Treatment with Botulinum toxin was effective in 89% of patients with chronic uncomplicated anal fissure. Botulinum toxin (e.g, onabotulinum toxin A [BOTOX®]) has been used to treat acute and chronic anal fissures. It is injected directly into the internal anal sphincter, in effect performing a chemical sphincterotomy. The effect lasts about 3 months, until nerve endings regenerate.
Diseases of Urinary Tract
Botulinum toxin in overactive bladder and neurogenic bladder.is effective measure. BoNT-A blocked neurotransmitter release after injection into the detrusor muscle and reduced muscarinic receptor M2 activation in the nerve terminal which do not respond to anticholinergic therapy. Therapy for urinary incontinence consists of 30 intradetrusor injections (Botox® (range 100-400 U)) via cystoscopy.

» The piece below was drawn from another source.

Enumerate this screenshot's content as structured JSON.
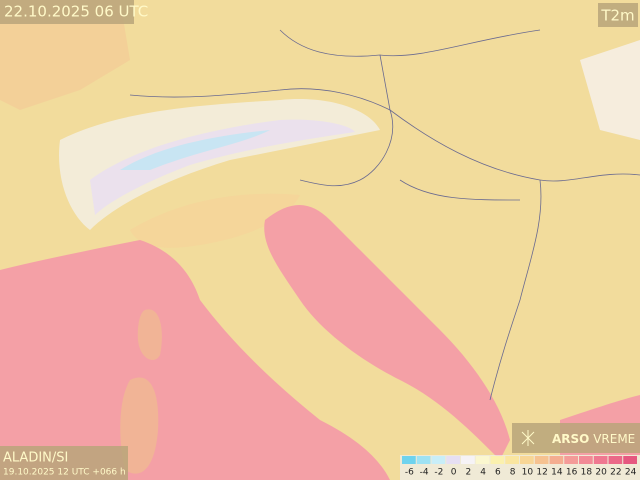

Local injections of Botulinum toxin type A (BTX-A) are an effective and safe solution for primary bilateral axillary hyperhidrosis. If the traditional treatments are often ineffective and difficult to tolerate. Intradermal injection of botulinum toxin A is an effective and safe therapy for severe axillary hyperhidrosis. The injection of botulinum toxin for the treatment of axillary hyperhidrosis is a simple procedure that is relatively quick to perform and has a low risk of complications.17
Botulin in Cosmetology
Patients with dynamic wrinkles demonstrate the most dramatic improvements from botulinum toxin injection and are ideal candidates for treatment Patients with static wrinkles that are visible at rest can also be treated but results are slower and patients may require two or three consecutive botulinum toxin treatments for significant improvements. Wrinkles are formed by dermal atrophy and repetitive contraction of underlying facial musculature. Injection of small quantities of botulinum toxin into specific overactive muscles causes localized muscle relaxation that smooths the overlying skin and reduces wrinkles. Dermatologists use botulinum toxin therapy to diminish signs of aging and to treat a medical condition called hyperhidrosis (excessive sweating). It may take two to three, and in rare cases up to five days, after treatment. Botulin toxin can be very effective in reducing wrinkles due to muscle contractions, it has no effect in reducing the fine lines on the face caused by sun damage, and lines due to sagging of facial skin.
Table 3
Table 4
Use of botulinum toxins in cancer pain symptomatically
Local injection of BoNT improved neuropathic pain and local muscle spasm at/or close to the site of surgery and radiation. Botulinum toxin significantly improved pain scores and masticator spasms (oromandibular dystonia).19
Conclusion
The novel mode of action of Botulin toxin is neuromuscular block by inhibiting the released of acetylcholine resulting in partial, local, flaccid muscle paralysis, which helps to reduce some of the abnormal muscle contractions. The therapeutic effect of toxin injection usually is apparent in 7-10 days. Optimal response from the toxin is reached in approximately 4-6 weeks and lasts for an average of 12 weeks. Injections usually are repeated every 3-4 months. Rare feature with botulinum toxin injections is formation of antibodies in less than 1%, which can render treatments ineffective. Botulin toxin is effective tool in hands of expert neurologist, urologist or dermatologist who can titrate the dose depending on the clinical condition of the patient.